Anhebung der Altersgrenze auf 25 Jahre

Peter Saalfrank, Hauptgeschäftsführer der IHK Schwaben, befürchtet, dass Jugendliche verstärkt zur Annahme von Mindestlohnjobs tendieren, anstatt eine Ausbildung zu beginnen. „Die Versuchung den kurzfristigen Vorteil zu sehen und sich gegen eine Ausbildung zu entscheiden, könnte dann gerade Leistungsschwächere blenden. Eine Ausbildung würde in ihren Augen zunächst weniger Geld in der Tasche bedeuten“, äußert sich Saalfrank. „Die IHK Schwaben sieht einen wirksamen Schutz gegen diesen Trend in einer deutlichen Anhebung der Altersgrenze auf 25 Jahre.“

IHK Schwaben: Mindestlohn ab 18 Jahren setzt falschen Anreiz

Die IHK Schwaben sieht in den Forderungen der Arbeitsministerin einen völlig falschen Anreiz, der sogar den Mangel an Auszubildenden noch verschärfen könnte. „Mehr als die Hälfte der Auszubildenden in Schwaben ist zum Ausbildungsbeginn 18 Jahre und älter“, erklärt Hauptgeschäftsführer Saalfrank. „Ein lukrativer  Mindestlohn ab der Volljährigkeit könnte vielen jungen Menschen ein falsches Signal senden.“

Bundesweiter Spitzenplatz der Region

Besonders Schwaben zählt viele Familienunternehmen, die ihre Fachkräfte häufig über die Ausbildung rekrutieren können. 6,25 beträgt die Auszubildenden-Dichte (Auszubildende je 100-SV-Beschäftigte) in der Region und befindet sich dabei an der bundesweiten Spitze.
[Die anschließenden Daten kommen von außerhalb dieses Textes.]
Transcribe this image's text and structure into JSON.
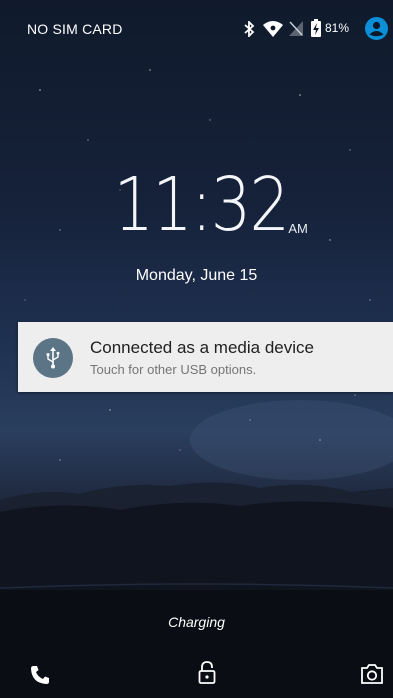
{
  "status_bar": {
    "carrier": "NO SIM CARD",
    "battery_percent": "81%",
    "icons": [
      "bluetooth-icon",
      "wifi-icon",
      "no-sim-signal-icon",
      "battery-charging-icon",
      "user-avatar-icon"
    ],
    "accent_color": "#0a8fd8"
  },
  "clock": {
    "time": "11:32",
    "ampm": "AM",
    "date": "Monday, June 15"
  },
  "notification": {
    "title": "Connected as a media device",
    "text": "Touch for other USB options.",
    "icon": "usb-icon",
    "icon_bg": "#5b7486"
  },
  "lockscreen": {
    "charging_label": "Charging",
    "shortcuts": [
      "phone-icon",
      "lock-icon",
      "camera-icon"
    ]
  }
}
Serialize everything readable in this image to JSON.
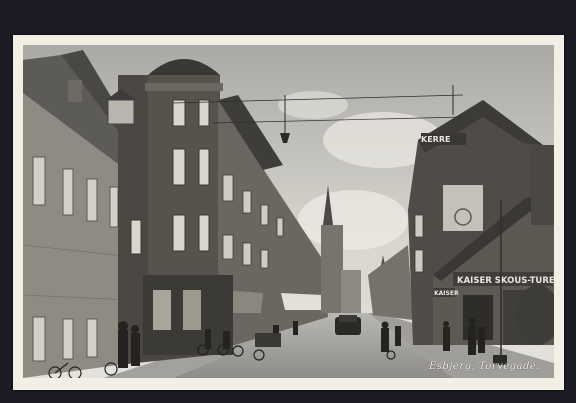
{
  "card": {
    "caption": "Esbjerg, Torvegade.",
    "signs": {
      "kerre": "KERRE",
      "kaiser": "KAISER SKOUS-TURE",
      "kaiser_small": "KAISER"
    }
  }
}
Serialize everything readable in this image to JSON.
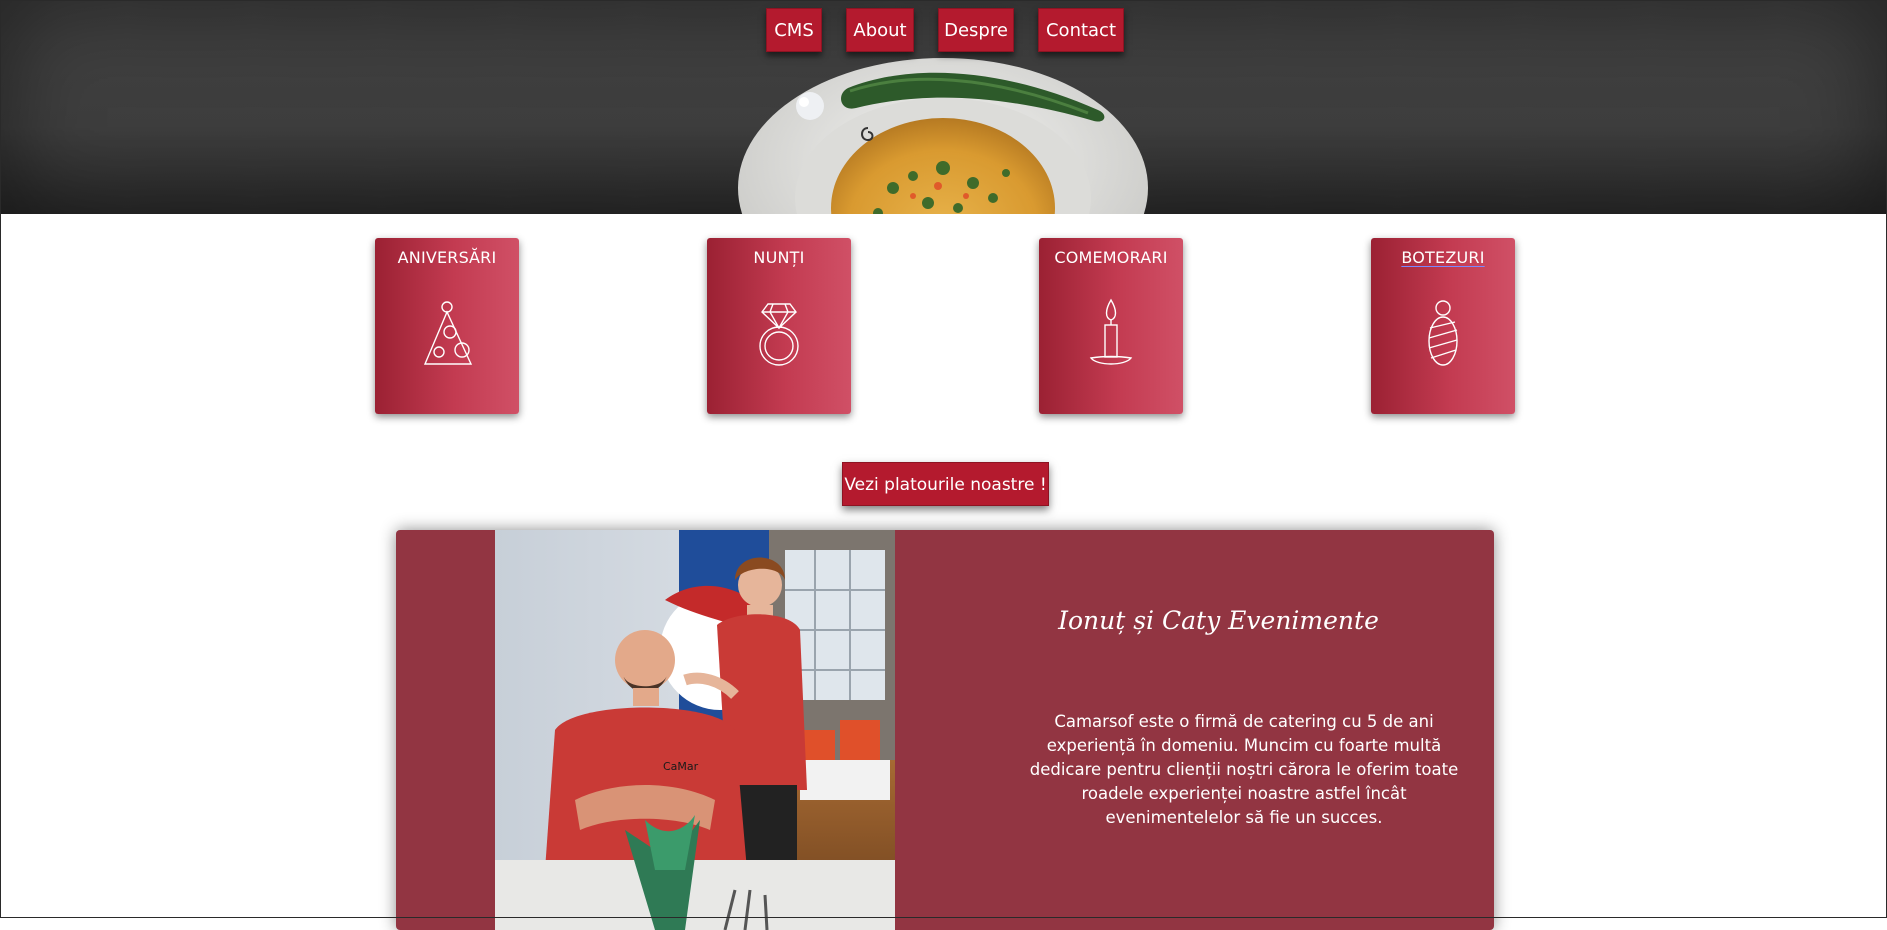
{
  "nav": {
    "items": [
      {
        "label": "CMS"
      },
      {
        "label": "About"
      },
      {
        "label": "Despre"
      },
      {
        "label": "Contact"
      }
    ]
  },
  "categories": [
    {
      "label": "ANIVERSĂRI",
      "icon": "party-hat-icon"
    },
    {
      "label": "NUNȚI",
      "icon": "ring-icon"
    },
    {
      "label": "COMEMORARI",
      "icon": "candle-icon"
    },
    {
      "label": "BOTEZURI",
      "icon": "baby-icon"
    }
  ],
  "cta": {
    "label": "Vezi platourile noastre !"
  },
  "about": {
    "title": "Ionuț și Caty Evenimente",
    "text": "Camarsof este o firmă de catering cu 5 de ani experiență în domeniu. Muncim cu foarte multă dedicare pentru clienții noștri cărora le oferim toate roadele experienței noastre astfel încât evenimentelelor să fie un succes.",
    "shirt_logo": "CaMar"
  },
  "colors": {
    "brand_red": "#b41a2e",
    "panel_red": "#923542",
    "header_gray": "#3d3d3d"
  }
}
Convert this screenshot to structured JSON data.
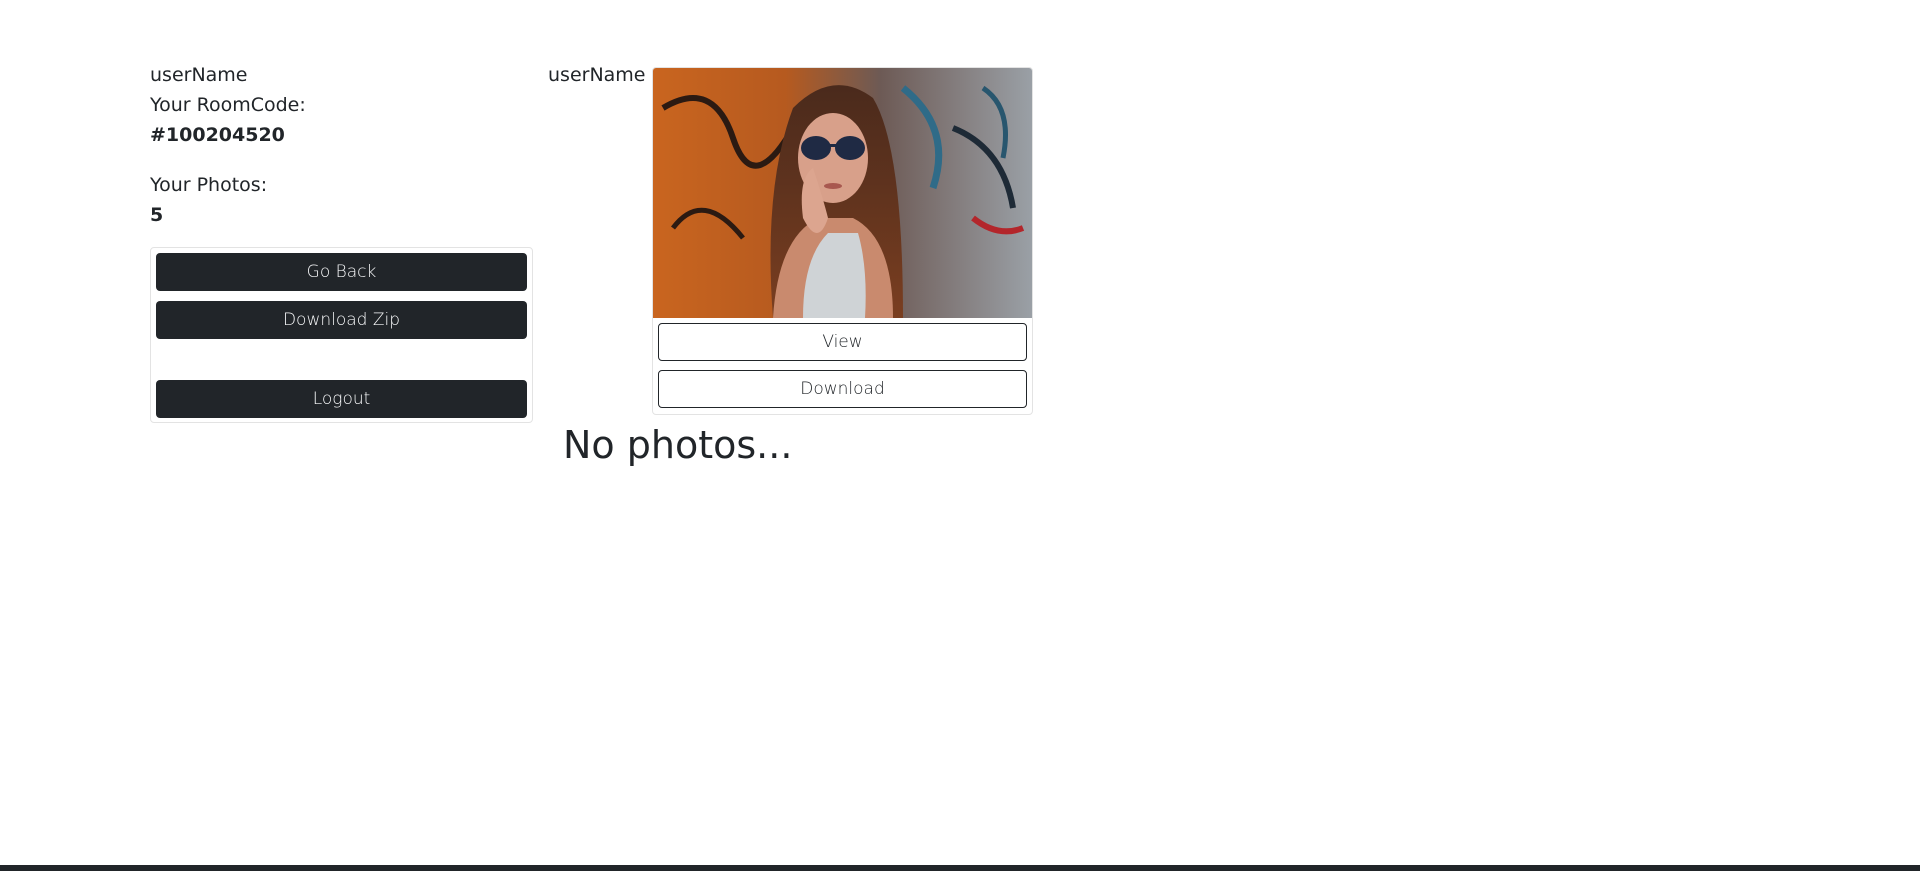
{
  "user": {
    "name": "userName",
    "room_code_label": "Your RoomCode:",
    "room_code": "#100204520",
    "photos_label": "Your Photos:",
    "photos_count": "5"
  },
  "actions": {
    "go_back": "Go Back",
    "download_zip": "Download Zip",
    "logout": "Logout"
  },
  "photo_card": {
    "owner": "userName",
    "view_label": "View",
    "download_label": "Download"
  },
  "empty_message": "No photos...",
  "colors": {
    "dark": "#212529",
    "text": "#212529",
    "border": "#e3e3e3"
  }
}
Trotzdem bleiben auch in Schwaben immer öfter Ausbildungsplätze unbesetzt – ein Trend, der unbedingt gestoppt werden muss.

Verabschiedung des Entwurfes Anfang  April

Andrea Nahles muss den Gesetzentwurf zum Mindestlohn jetzt in die Ressortabstimmung  in die anderen Ministerien geben. Anfang April könnte der Entwurf dann vom Kabinett verabschiedet werden. Die IHK Schwaben gibt die Hoffnung noch nicht auf.